Eu estava com roupa de inverno até à cintura numa pilha na garagem, a tentar encontrar um par de luvas que provavelmente não existe desde 2021, quando o meu mais velho, o Jackson, me tocou no ombro. Ele tinha na mão o que parecia ser uma goma cor-de-rosa a vibrar. "Olha mamã, um r...atinho bebé!" anunciou ele orgulhosamente, a embalar um minúsculo roedor selvagem sem pelo nas suas mãos incrivelmente sujas de um miúdo de quatro anos. Vou ser muito sincera contigo, a minha alma abandonou temporariamente o meu corpo. Uma pessoa tenta preparar-se para todas as coisas estranhas que os filhos nos vão dar para as mãos, mas uma praga recém-nascida a respirar e a contorcer-se não estava de todo nos meus planos para uma manhã de terça-feira.

A minha mãe sempre me disse que viver aqui na zona rural do Texas significava lidar com bicharada, e a solução dela para tudo era, por norma, apenas uma bota pesada de trabalho e uma pá. Abençoada seja, mas não posso propriamente traumatizar o meu filho em idade pré-escolar ao armar-me em gladiadora contra uma cria de animal enquanto ele está ali ao lado a chamar-lhe "Squeaky". Por isso, tive de respirar fundo, sorrir como se não estivesse a gritar por dentro, e descobrir como separar o meu precioso filho de um verdadeiro perigo biológico sem causar uma birra monumental.

A Pura Falta De Respeito Dos Roedores De Garagem

Juro que passo metade da minha vida a organizar caixas de arrumação em plástico. Compramos daquelas boas com fechos resistentes, alinhámo-las nas prateleiras de metal que o nosso marido jurou que iriam manter os insetos afastados, e, no entanto, de alguma forma, uma fêmea de rato do campo grávida olha para uma fortaleza de plástico selada e diz: "desafio aceite". Eles não constroem um ninho apenas com o que estiver espalhado por lá. Eles ignoram de propósito as fraldinhas de pano baratas e vão diretos à manta de malha feita à mão, uma relíquia de família que a minha avó fez, desfazendo-a numa acolhedora e pequena maternidade. Eu podia falar durante horas sobre a audácia destas criaturas que se mudam para as minhas caras caixas de arrumação, arruínam as coisas boas e deixam os seus pequenos dejetos nojentos por todo o lado. É exasperante.

Nem me falem sobre aquelas armadilhas humanas de captura e libertação, porque ninguém tem tempo ou energia para conduzir oito quilómetros por uma estrada de terra batida, às seis da manhã, para libertar um rato apanhado, enquanto luta para pôr três miúdos com menos de cinco anos nas cadeirinhas do carro.

O Meu Médico E A Bactéria Invisível Do Pó

Depois de o choque inicial passar, confisquei a goma cor-de-rosa, coloquei-a num balde de plástico alto para que não pudesse escapar por magia, e liguei imediatamente para o nosso médico. O Dr. Evans já está muito habituado às minhas mensagens de voz frenéticas e sem fôlego. Quando ele finalmente me devolveu a chamada, informou-me de que os roedores selvagens são portadores de um verdadeiro cocktail de coisas aterradoras como Salmonella e Hantavírus.

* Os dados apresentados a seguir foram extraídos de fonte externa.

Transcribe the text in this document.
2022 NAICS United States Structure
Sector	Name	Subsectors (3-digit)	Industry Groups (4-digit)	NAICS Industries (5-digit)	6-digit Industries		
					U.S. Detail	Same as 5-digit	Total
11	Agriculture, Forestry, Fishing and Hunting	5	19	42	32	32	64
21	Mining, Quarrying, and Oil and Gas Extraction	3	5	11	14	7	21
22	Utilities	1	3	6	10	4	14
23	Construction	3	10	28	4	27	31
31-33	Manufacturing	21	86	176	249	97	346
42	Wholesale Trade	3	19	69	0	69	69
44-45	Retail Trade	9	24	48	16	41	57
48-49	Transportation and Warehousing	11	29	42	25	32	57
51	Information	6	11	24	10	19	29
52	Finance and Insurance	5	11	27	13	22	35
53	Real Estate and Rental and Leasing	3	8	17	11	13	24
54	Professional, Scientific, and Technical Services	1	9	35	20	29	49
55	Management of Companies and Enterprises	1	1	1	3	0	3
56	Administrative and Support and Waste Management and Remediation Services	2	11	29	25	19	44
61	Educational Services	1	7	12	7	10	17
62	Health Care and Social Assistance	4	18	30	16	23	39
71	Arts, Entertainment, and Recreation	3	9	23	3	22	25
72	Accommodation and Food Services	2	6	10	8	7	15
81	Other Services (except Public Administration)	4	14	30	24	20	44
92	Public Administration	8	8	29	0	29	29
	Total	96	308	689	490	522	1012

Ainda não tenho a certeza absoluta de como a bactéria se transmite na realidade, mas ele mencionou algo sobre os dejetos secos se transformarem em pó tóxico quando varremos, o que honestamente soa a guião de um filme de terror feito de propósito para me manter acordada às duas da manhã. Ele também enumerou uma série de doenças transmitidas por carraças e a doença de Lyme que se escondem nos materiais do ninho. A conclusão que tirei do seu jargão médico foi que estas coisas minúsculas são basicamente autênticas fábricas de germes ambulantes para um bebé humano, e que eu precisava de desinfetar as mãos do meu filho com lixívia imediatamente. Ele também mencionou que, se tivesse sido o nosso gato da quinta a trazê-lo, o rato precisaria de antibióticos fortes porque a saliva dos gatos é altamente tóxica para os roedores, mas neste caso, a mãe rato tinha-se simplesmente instalado nas minhas camisolas de inverno.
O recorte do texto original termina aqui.